The one player that DeMulling left out other than himself, when speaking of veteran leadership is second-year right tackle Kelly Butler, a Grand Rapids, MI native who played his collegiate football at Purdue. Butler was drafted in the sixth-round by the Lions last year, but did not crack the playing group. DeMulling's eyes lit up when Butler's name was mentioned.

"He looks like a man, doesn't he?" joked DeMulling. "I mean he's 6-foot-7, 340 (pounds). He can run and hit, I think he's playing very well. He's a young guy and all he needs is experience. [Just] get him some reps out there and he's going to be very good."

DeMulling says he's a believer in the theory that offensive lines need time to gel and that it comes with repetition. "Yes, I do believe offensive lines need time to gel, but I don't think you can ever put a timeline on it. I think that all it is is repetitions.

"You get in there as much as you can togther and [it will] start coming together on its own.
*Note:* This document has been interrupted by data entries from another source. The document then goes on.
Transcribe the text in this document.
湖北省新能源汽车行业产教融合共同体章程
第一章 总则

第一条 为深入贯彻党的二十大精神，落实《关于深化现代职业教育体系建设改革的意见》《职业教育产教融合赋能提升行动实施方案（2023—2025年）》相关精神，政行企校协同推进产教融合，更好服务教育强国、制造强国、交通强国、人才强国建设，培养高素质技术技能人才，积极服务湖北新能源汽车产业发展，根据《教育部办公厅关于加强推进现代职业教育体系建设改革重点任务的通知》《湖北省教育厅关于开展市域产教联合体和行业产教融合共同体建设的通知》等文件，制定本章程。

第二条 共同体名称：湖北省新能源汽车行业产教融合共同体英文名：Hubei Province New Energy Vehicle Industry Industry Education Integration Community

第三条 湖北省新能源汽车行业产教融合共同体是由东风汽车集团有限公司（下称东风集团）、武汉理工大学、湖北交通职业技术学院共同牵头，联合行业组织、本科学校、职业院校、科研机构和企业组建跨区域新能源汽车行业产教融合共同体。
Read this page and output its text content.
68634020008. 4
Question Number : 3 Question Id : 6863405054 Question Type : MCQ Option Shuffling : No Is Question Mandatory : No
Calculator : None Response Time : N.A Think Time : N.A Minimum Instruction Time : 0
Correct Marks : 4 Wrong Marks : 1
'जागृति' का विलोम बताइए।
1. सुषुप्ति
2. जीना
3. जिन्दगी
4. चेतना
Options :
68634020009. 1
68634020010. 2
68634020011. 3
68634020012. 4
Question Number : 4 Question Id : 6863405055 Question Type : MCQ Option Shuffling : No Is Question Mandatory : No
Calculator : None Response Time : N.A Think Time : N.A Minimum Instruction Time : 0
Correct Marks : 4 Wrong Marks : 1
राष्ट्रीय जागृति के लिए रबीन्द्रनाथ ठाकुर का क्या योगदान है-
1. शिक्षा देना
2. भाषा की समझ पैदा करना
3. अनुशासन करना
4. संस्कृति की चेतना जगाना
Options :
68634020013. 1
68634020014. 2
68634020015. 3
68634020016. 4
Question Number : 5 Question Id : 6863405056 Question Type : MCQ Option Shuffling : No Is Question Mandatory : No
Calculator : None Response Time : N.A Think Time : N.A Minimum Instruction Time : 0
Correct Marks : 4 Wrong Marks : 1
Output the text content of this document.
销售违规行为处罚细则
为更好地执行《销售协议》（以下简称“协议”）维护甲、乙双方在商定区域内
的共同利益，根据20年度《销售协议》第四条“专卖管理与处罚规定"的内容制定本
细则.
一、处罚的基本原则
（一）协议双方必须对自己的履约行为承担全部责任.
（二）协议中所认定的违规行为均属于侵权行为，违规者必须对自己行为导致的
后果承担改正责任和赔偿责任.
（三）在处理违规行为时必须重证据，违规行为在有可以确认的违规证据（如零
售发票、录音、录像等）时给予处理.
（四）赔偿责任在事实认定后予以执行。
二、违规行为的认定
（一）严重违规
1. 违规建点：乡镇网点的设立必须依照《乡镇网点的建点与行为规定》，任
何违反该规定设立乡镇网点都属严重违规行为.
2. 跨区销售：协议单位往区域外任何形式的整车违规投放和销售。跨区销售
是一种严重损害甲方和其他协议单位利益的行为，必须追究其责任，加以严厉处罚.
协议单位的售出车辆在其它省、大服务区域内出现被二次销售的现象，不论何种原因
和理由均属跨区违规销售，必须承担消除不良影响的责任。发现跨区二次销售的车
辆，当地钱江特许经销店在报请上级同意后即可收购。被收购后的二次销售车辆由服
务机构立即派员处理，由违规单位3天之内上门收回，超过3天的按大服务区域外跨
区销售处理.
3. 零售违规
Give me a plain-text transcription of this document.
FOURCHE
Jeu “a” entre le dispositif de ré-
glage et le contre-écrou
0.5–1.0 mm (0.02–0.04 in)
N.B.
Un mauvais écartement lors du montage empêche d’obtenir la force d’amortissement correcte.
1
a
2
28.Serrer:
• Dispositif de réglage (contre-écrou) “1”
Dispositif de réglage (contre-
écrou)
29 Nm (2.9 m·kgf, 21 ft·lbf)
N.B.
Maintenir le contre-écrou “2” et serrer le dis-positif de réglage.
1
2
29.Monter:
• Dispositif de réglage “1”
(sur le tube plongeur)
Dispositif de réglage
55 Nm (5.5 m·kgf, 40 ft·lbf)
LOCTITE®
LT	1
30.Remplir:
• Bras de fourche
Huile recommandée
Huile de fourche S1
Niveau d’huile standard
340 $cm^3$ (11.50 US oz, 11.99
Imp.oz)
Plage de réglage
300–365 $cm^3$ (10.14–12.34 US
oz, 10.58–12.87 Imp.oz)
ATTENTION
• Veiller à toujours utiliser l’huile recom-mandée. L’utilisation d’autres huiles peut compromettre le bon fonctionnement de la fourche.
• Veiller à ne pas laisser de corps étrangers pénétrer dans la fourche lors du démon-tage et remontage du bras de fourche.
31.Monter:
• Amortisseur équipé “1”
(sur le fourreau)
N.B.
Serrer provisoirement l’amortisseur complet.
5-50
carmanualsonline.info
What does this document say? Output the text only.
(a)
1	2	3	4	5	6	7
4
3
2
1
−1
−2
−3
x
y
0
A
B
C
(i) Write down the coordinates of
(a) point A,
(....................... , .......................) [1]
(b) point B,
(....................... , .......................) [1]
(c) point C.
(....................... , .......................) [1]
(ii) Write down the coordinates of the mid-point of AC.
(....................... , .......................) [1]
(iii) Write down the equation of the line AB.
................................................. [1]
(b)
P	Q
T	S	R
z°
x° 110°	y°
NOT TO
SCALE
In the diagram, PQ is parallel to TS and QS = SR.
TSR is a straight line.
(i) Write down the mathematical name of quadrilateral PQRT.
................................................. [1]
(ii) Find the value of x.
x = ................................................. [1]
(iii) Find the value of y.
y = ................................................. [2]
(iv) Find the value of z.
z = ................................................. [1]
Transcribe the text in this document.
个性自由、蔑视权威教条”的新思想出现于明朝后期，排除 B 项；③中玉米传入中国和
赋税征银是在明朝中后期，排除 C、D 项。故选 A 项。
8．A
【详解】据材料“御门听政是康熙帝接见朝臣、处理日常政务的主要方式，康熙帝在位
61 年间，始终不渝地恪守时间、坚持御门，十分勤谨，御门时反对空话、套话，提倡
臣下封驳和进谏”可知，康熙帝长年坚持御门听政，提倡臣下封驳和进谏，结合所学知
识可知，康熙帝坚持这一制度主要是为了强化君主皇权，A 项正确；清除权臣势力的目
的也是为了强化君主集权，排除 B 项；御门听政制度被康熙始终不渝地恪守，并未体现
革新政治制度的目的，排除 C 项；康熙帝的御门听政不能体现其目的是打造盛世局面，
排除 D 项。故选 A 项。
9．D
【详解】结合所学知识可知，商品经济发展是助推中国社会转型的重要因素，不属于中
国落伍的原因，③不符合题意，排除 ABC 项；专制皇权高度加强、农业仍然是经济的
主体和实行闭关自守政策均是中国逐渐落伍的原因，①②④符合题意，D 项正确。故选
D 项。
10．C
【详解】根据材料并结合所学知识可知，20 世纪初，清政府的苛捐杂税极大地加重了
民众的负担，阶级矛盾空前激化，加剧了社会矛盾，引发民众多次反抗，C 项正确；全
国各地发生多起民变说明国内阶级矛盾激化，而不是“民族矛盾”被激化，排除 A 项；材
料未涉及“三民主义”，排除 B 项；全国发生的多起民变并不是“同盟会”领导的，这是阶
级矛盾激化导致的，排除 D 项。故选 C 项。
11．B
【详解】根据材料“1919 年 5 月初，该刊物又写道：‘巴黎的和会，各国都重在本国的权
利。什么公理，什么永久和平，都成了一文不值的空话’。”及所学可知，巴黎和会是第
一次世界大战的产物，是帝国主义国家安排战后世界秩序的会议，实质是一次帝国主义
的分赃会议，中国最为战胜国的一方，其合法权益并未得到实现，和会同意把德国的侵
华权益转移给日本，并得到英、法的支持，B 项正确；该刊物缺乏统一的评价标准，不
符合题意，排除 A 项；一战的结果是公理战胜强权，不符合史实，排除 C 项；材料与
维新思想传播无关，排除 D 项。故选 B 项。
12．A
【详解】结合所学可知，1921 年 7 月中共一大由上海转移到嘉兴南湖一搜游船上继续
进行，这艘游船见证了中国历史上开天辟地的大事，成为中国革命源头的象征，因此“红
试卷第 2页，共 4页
Lions' head coach Steve Mariucci says he likes what DeMulling brings to the offensive line. "He's learning a new system. He's learning a new way of doing things in some regards. He's come a long way from Idaho and it's good to have him here. He's a pro."

After a little skirmish between the offensive and defensive lines in today's practice, DeMulling said the guys are ready to hit someone in another colored uniform "It's always nice to hit another team. Yeah, we're definitely looking forward it and we're going to have a good time with it."